The origins of the meal itself are debated. Many think its roots lie in the hearty late morning meals hunters in Scotland and England shared before heading out on their horses. Others believe that brunch started as a post-fasting meal after Catholic mass.
When it comes to the word itself, historians point to one clear source: author Guy Beringer, and his ‘Brunch: A Plea’ essay published 1895 in ‘Hunter’s Weekly’.
‘The word Brunch is a corruption of breakfast and lunch,’ Beringer writes, ‘and the meal Brunch is one which combines the tea or coffee, marmalade and kindred features of the former institution with the more solid attributes of the latter.
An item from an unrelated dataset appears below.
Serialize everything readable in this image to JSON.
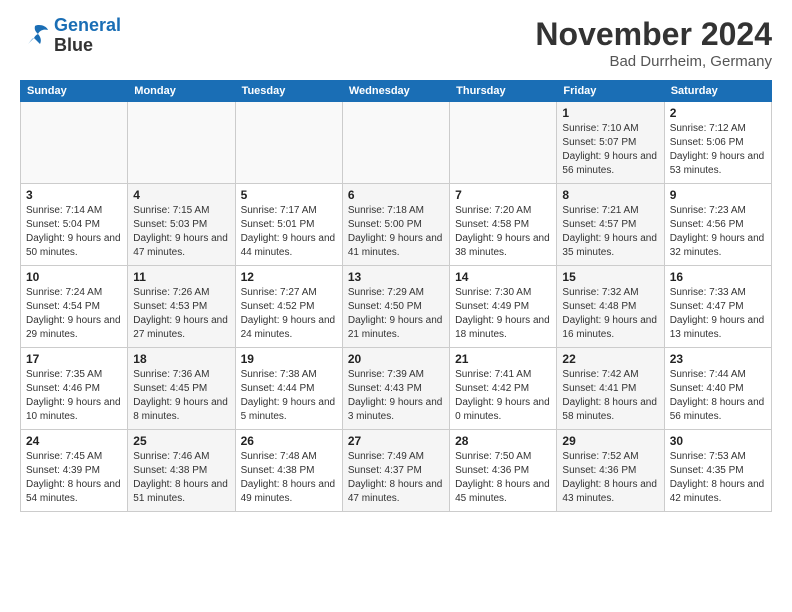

It begins between twelve and half-past and consists in the main of fish and one or two meat courses.’
Beringer went on to lay out his arguments for Brunch. Sleep in, he raved. ‘In the first place it renders early rising not only unnecessary but ridiculous. You get up when the world is warm, or at least, when it is not so cold. You are, therefore, able to prolong your Saturday night’.
Eat more exciting foods, Beringer continued. ‘ To begin with, Brunch is a hospitable meal; breakfast is not. Eggs and bacon are adapted to solitude; they are consoling, but not exhilarating. They do not stimulate conversation. Brunch, on the contrary, is cheerful, sociable, and inciting. It is talk-compelling. It puts you in a good temper; it makes you satisfied with yourself and your fellow-beings. It sweeps away the worries and cobwebs of the week’
Beringer wrapped up his Brunch Plea with a naughty P.S: ‘Beer and whiskey are admitted as substitutes for tea and coffee.’